Sugar was both fact and metaphor for the sweet things in life that were conspicuously absent when children would suck carrots for sweetness. The post war period witnessed years of generalised austerity. That said compared with today, the austerity in Britain followed on a devastatingly damaging world war unlike the deliberate Con-Dem and Conservative political choices of this millennium! An attempt to de-ration sugar was made but it was a failure. This is what I wrote in an essay written in 2007:

A cameo of this early predilection towards the good life as the sweet life was the experiment in de-rationing sweets. When carrots were sucked by children as sweets, Pathe News recorded the events in April 1949 that were designed to “put the fun back into being young” with its film footage of tiny tots queuing in anticipation of sweet shops opening up with their de-rationed goodies.

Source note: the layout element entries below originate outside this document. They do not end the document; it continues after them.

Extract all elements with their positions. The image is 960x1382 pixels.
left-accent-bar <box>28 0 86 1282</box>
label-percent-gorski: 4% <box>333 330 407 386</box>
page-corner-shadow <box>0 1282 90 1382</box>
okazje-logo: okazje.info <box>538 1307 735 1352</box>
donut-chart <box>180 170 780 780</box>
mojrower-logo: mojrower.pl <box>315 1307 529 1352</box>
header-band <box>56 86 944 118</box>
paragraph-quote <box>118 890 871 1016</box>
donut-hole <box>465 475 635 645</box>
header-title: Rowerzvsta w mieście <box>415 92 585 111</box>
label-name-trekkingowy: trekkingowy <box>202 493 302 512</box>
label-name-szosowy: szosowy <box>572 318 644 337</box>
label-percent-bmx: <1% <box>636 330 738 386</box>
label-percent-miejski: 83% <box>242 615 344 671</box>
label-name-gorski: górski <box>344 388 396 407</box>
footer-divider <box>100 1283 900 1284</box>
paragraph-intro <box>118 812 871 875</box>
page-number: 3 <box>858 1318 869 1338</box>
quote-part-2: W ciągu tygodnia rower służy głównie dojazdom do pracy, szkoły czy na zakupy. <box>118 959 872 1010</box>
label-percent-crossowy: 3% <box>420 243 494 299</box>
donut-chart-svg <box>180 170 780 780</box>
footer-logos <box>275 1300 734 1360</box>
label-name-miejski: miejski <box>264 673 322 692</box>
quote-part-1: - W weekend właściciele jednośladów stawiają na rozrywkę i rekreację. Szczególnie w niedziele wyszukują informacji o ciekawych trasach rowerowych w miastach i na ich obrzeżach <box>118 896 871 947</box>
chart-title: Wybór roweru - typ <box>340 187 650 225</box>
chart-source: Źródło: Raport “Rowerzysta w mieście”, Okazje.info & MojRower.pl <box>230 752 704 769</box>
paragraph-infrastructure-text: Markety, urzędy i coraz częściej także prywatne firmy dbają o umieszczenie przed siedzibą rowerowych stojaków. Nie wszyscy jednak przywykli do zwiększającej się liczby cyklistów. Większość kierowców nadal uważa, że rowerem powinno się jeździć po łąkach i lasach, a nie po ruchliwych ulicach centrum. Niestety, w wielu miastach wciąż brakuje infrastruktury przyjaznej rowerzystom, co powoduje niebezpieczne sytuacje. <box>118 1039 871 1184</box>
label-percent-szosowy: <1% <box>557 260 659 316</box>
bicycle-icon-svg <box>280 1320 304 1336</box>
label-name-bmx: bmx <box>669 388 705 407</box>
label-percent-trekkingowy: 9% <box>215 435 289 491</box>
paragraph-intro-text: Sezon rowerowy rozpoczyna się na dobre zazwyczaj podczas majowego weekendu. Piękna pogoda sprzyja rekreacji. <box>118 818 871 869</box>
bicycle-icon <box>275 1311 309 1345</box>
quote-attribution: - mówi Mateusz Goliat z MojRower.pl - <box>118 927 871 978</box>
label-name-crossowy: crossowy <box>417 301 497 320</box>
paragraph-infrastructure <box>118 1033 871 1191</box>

“Tots mouths have watered a whole lifetime for this great day. For years they’ve been cheated by the hard facts of world economy, from the unrestricted orgies, once accepted as the birthright of every child. But now hundreds and thousands are back by the billions, sherbert and gobstoppers and aniseed balls, lollipops and chocolate bars. And now for the Tummy Ache of a lifetime.”

The anticipated epidemic of tots tummy aches was prevented by killjoy Food Minister John Strachey who did not build up sufficient stocks to meet the pent up demand and failed “to take into account considerations such as the present high cost and shortage of tobacco, the cut in our meat ration and our dull diet”. 33 The disappointing result was that unlike France, Holland, Belgium, Luxembourg,  Poland, Switzerland and Eire, Labour Britain botched the experiment in assuaging dietary severity with sweets.

Fast forward to 1999. I wrote this not long after the Last Supper on Lime Street:

“Tate & Lyle’s metamorphosis from a family firm into the financial community of transnationals has inexorably witnessed a withering away of local roots and loyalties. Global perspectives and significant organisational and personnel shifts, have seriously compromised the Sugar Giant’s paternalistic image, at least in Liverpool. Up until this month though, the end of sugar cane time in April 1981, and the subsequent blighting of that inner city community, was viewed as the most dramatic consequence. But now it seems Henry Tate the wealthy entrepreneur and philanthropist, has unintentionally bequeathed to the world a soulless global corporation that scrapped Christmas in his former sugar capital. The company decision to continue the tradition of delivering a Christmas hamper to its non-executive employees was the last vestigial relic of what had once been a local family firm. But as the barman in the Beehive called out the very last orders from the partying but increasingly dejected looking pensioners from Tate’s, that token gesture looked about as substantial as the froth on my dear mate Albert’s pint of bitter.”

Scrooge Cube 99  Scrooge Mr Cube in 1999

Cartoon drawn by Philip Bell

This whole episode totally transformed the priorities and approaches to my then five year old sugar project, galvanising me to organise a petition to “bring back the Christmas bash for the boys and girls from the whitestuff”, demanding, as it invariably would, much more detailed research into the Tate & Lyle champion of Free Enterprise and his Public Relations agent Aims of Industry. The initial addiction to a sugar lump with a prefix would eventually turn out to be very rewarding for our public history project but a lot of history had to be made first.